The Southern Ocean's Antarctic Circumpolar Current (ACC) and meridional overturning circulation (MOC) response to increasing zonal wind stress is, for the first time, analyzed in a high-resolution (0.1° ocean and 0.25° atmosphere), fully coupled global climate simulation using the Community Earth System Model. Results from a 20-yr wind perturbation experiment, where the Southern Hemisphere zonal wind stress is increased by 50% south of 30°S, show only marginal changes in the mean ACC transport through Drake Passage—an increase of 6% [136–144 Sverdrups (Sv; 1 Sv ≡ 10^6 m^3 s^(−1))] in the perturbation experiment compared with the control. However, the upper and lower circulation cells of the MOC do change. The lower cell is more affected than the upper cell with a maximum increase of 64% versus 39%, respectively.

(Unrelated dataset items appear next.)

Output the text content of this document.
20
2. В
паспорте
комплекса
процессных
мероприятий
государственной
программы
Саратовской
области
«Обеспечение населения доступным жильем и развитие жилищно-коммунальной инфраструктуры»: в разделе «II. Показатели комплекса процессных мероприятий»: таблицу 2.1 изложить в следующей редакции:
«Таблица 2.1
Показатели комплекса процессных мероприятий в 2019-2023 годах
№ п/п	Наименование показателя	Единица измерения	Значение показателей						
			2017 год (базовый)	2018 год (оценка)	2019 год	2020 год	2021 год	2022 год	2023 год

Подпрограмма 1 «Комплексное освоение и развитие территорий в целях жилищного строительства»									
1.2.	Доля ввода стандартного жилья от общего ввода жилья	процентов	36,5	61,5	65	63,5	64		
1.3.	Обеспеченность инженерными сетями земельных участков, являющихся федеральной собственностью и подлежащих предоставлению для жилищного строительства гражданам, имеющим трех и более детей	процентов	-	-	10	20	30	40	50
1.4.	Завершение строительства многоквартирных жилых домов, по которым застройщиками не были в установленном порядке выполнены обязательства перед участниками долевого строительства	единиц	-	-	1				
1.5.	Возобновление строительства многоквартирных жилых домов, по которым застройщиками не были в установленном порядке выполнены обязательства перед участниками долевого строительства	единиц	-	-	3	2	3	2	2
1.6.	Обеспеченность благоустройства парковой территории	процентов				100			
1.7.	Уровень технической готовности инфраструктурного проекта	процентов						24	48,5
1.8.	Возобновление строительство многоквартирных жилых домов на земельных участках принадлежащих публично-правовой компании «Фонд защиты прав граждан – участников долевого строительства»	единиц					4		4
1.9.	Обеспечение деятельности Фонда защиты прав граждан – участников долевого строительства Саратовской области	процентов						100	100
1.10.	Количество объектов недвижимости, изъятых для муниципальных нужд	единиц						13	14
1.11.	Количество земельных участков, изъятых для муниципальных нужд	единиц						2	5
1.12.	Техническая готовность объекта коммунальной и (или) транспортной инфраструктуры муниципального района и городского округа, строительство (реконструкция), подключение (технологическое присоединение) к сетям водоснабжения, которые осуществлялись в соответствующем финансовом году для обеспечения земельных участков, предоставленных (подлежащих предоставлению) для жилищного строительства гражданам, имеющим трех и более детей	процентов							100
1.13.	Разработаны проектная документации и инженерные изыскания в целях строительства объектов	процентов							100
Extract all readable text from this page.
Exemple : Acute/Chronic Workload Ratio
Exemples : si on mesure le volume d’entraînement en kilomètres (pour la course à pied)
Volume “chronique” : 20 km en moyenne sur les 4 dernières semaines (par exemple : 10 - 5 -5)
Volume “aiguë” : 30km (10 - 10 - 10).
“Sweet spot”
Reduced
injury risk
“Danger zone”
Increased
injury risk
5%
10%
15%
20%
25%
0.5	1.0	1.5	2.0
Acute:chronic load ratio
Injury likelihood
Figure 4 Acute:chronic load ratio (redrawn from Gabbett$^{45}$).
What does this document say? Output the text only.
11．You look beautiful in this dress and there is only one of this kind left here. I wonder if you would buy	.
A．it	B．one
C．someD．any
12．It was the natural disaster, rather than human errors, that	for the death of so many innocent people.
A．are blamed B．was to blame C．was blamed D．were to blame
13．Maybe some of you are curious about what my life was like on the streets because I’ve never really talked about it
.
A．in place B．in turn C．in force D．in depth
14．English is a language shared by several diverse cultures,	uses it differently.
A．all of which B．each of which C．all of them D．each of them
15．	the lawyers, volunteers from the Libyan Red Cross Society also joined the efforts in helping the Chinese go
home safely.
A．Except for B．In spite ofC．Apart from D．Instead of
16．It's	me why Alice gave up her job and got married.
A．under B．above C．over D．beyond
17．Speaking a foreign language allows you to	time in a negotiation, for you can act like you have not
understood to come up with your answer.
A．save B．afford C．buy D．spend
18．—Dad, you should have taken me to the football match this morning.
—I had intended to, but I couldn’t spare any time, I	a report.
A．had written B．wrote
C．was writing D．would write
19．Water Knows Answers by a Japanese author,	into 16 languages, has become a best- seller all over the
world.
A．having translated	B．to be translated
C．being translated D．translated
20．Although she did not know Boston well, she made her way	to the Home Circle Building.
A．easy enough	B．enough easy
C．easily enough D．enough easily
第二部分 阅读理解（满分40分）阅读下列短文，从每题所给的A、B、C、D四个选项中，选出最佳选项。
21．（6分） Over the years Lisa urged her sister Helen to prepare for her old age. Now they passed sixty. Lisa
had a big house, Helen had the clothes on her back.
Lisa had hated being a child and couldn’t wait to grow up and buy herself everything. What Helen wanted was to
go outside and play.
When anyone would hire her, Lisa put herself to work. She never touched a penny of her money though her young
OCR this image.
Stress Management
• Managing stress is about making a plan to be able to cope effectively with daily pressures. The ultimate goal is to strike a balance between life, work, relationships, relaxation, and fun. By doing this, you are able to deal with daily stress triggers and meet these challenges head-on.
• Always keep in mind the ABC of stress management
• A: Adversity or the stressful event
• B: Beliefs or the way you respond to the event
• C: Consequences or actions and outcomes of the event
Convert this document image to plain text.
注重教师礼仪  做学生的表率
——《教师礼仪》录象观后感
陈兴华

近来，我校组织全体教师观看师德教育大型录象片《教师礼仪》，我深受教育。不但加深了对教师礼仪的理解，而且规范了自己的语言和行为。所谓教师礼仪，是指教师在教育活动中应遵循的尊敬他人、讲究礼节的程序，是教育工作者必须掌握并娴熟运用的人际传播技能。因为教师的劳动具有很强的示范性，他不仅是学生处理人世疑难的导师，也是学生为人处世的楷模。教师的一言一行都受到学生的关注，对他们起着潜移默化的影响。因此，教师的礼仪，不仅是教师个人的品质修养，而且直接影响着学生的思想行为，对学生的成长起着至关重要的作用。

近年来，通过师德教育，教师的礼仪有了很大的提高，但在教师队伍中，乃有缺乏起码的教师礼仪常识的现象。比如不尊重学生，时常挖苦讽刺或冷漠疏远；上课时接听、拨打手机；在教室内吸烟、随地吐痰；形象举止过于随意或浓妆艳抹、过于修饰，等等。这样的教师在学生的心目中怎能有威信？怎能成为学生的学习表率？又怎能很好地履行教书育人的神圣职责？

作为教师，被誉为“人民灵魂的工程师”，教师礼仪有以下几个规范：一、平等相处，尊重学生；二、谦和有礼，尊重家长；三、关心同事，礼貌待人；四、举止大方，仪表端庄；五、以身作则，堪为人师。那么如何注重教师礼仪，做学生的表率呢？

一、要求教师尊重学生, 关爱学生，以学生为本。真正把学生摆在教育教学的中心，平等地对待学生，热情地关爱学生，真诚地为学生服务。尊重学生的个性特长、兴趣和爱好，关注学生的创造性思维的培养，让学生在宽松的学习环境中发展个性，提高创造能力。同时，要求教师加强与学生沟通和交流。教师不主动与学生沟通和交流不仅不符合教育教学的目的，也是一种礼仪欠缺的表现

Changes in the MOC are directly linked to changes in water mass transformation from shifting surface isopycnals and sea ice melt, giving rise to changes in surface buoyancy forcing. The increase in transport of the lower cell leads to upwelling of warm and salty Circumpolar Deep Water and subsequent melting of sea ice surrounding Antarctica. The MOC is commonly supposed to be the sum of two opposing components: a wind- and transient-eddy overturning cell. Here, the transient-eddy overturning is virtually unchanged and consistent with a large-scale cancellation of localized regions of both enhancement and suppression of eddy kinetic energy along the mean path of the ACC. However, decomposing the time-mean overturning into a time- and zonal-mean component and a standing-eddy component reveals partial compensation between wind-driven and standing-eddy components of the circulation.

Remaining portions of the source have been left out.